I dati dimostrano come il Veneto sia una regione economicamente molto legata al mercato inglese. I settori con maggiori vendite nel Regno Unito sono quello dei macchinari (quasi 570 milioni di euro di beni venduti nel 2018, +6,3% sul 2017), delle bevande, in particolare dei vini (495 mln, +4,9%), dell’abbigliamento (265 mln, +9,2%), degli occhiali (258 mln, +4,8%) e dei mobili che però segnano il passo con un saldo negativo, ma con valori assoluti interessanti (248 mln, -5,9%).

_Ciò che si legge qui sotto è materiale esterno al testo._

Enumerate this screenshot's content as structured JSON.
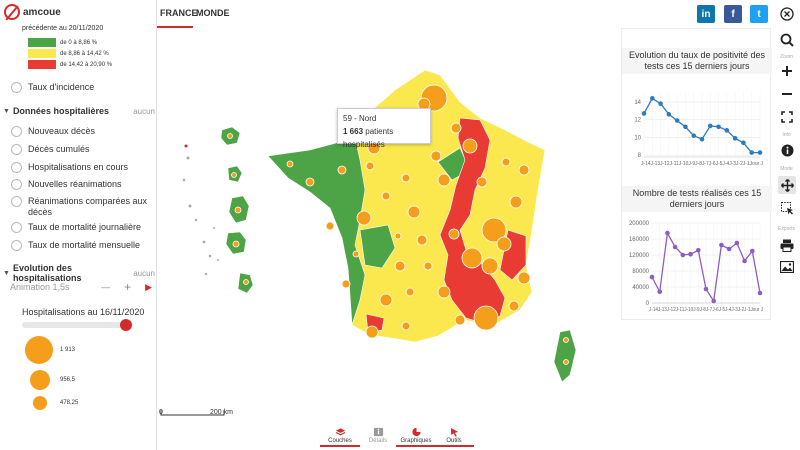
{
  "app": {
    "logo_text": "amcoue"
  },
  "legend": {
    "subtitle": "précédente au 20/11/2020",
    "classes": [
      {
        "label": "de 0 à 8,86 %",
        "color": "#4ca446"
      },
      {
        "label": "de 8,86 à 14,42 %",
        "color": "#fae84e"
      },
      {
        "label": "de 14,42 à 20,90 %",
        "color": "#e83b34"
      }
    ],
    "taux_incidence": "Taux d'incidence"
  },
  "hosp_section": {
    "title": "Données hospitalières",
    "aucun": "aucun",
    "items": [
      "Nouveaux décès",
      "Décès cumulés",
      "Hospitalisations en cours",
      "Nouvelles réanimations",
      "Réanimations comparées aux décès",
      "Taux de mortalité journalière",
      "Taux de mortalité mensuelle"
    ]
  },
  "evo_section": {
    "title": "Evolution des hospitalisations",
    "aucun": "aucun",
    "animation_label": "Animation 1,5s",
    "minus": "—",
    "plus": "+",
    "play": "▶",
    "slider_label": "Hospitalisations au 16/11/2020",
    "slider_fraction": 1.0,
    "proportional": [
      {
        "label": "1 913",
        "value": 1913
      },
      {
        "label": "956,5",
        "value": 956.5
      },
      {
        "label": "478,25",
        "value": 478.25
      }
    ]
  },
  "tabs": {
    "france": "FRANCE",
    "monde": "MONDE"
  },
  "tooltip": {
    "title": "59 - Nord",
    "value": "1 663",
    "suffix": " patients hospitalisés"
  },
  "scalebar": {
    "zero": "0",
    "end": "200 km"
  },
  "share": {
    "linkedin": "in",
    "facebook": "f",
    "twitter": "t"
  },
  "colors": {
    "accent": "#d42a2a",
    "green": "#4ca446",
    "yellow": "#fae84e",
    "red": "#e83b34",
    "bubble": "#f59e1b"
  },
  "tools": {
    "zoom_label": "Zoom",
    "info_label": "Info",
    "mode_label": "Mode",
    "export_label": "Exports",
    "icons": [
      "close-icon",
      "search-icon",
      "zoom-in-icon",
      "zoom-out-icon",
      "fullscreen-icon",
      "info-icon",
      "pan-icon",
      "select-icon",
      "print-icon",
      "image-icon"
    ]
  },
  "bottom_tabs": {
    "couches": "Couches",
    "details": "Détails",
    "graphiques": "Graphiques",
    "outils": "Outils"
  },
  "chart_data": [
    {
      "type": "line",
      "title": "Evolution du taux de positivité des tests ces 15 derniers jours",
      "x": [
        "J-14",
        "J-13",
        "J-12",
        "J-11",
        "J-10",
        "J-9",
        "J-8",
        "J-7",
        "J-6",
        "J-5",
        "J-4",
        "J-3",
        "J-2",
        "J-1",
        "Jour J"
      ],
      "x_tick_labels": [
        "J-1",
        "4J-1",
        "3J-1",
        "2J-1",
        "1J-",
        "10J-",
        "9J",
        "-8J",
        "-7J-",
        "6J-",
        "5J-",
        "4J-",
        "3J-",
        "2J-1",
        "Jour J"
      ],
      "values": [
        12.7,
        14.4,
        13.8,
        12.6,
        11.9,
        11.2,
        10.2,
        9.8,
        11.3,
        11.2,
        10.8,
        9.9,
        9.4,
        8.3,
        8.3
      ],
      "yticks": [
        8,
        10,
        12,
        14
      ],
      "ylim": [
        7.8,
        15
      ],
      "color": "#2b7bc1"
    },
    {
      "type": "line",
      "title": "Nombre de tests réalisés ces 15 derniers jours",
      "x": [
        "J-14",
        "J-13",
        "J-12",
        "J-11",
        "J-10",
        "J-9",
        "J-8",
        "J-7",
        "J-6",
        "J-5",
        "J-4",
        "J-3",
        "J-2",
        "J-1",
        "Jour J"
      ],
      "x_tick_labels": [
        "J-1",
        "4J-1",
        "3J-1",
        "2J-1",
        "1J-",
        "10J-",
        "9J",
        "-8J",
        "-7J-",
        "6J-",
        "5J-",
        "4J-",
        "3J-",
        "2J-1",
        "Jour J"
      ],
      "values": [
        65000,
        28000,
        175000,
        140000,
        120000,
        122000,
        132000,
        35000,
        5000,
        145000,
        135000,
        150000,
        105000,
        130000,
        25000
      ],
      "yticks": [
        0,
        40000,
        80000,
        120000,
        160000,
        200000
      ],
      "ytick_labels": [
        "0",
        "40000",
        "80000",
        "120000",
        "160000",
        "200000"
      ],
      "ylim": [
        0,
        200000
      ],
      "color": "#8e5dc4"
    }
  ]
}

«Nel complesso – ha concluso Prando – nell’ultimo anno le esportazioni sono aumentate del 2%, con una crescita che, nella prima parte del 2019 hanno registrato un +7,5%, effetto delle maggiori scorte delle aziende inglesi per tamponare eventuali blocchi alle frontiere o compensare almeno temporaneamente l’eventuale impennata dei dazi. La cosa ben chiara a tutti è che Boris Johnson ha saputo affermare il principio che a casa sua comandano leggi fatte da loro e su questo anche in Italia, qualche riflessione in più la si dovrebbe fare, visti alcuni regolamenti che penalizzano fortemente il nostro modello produttivo».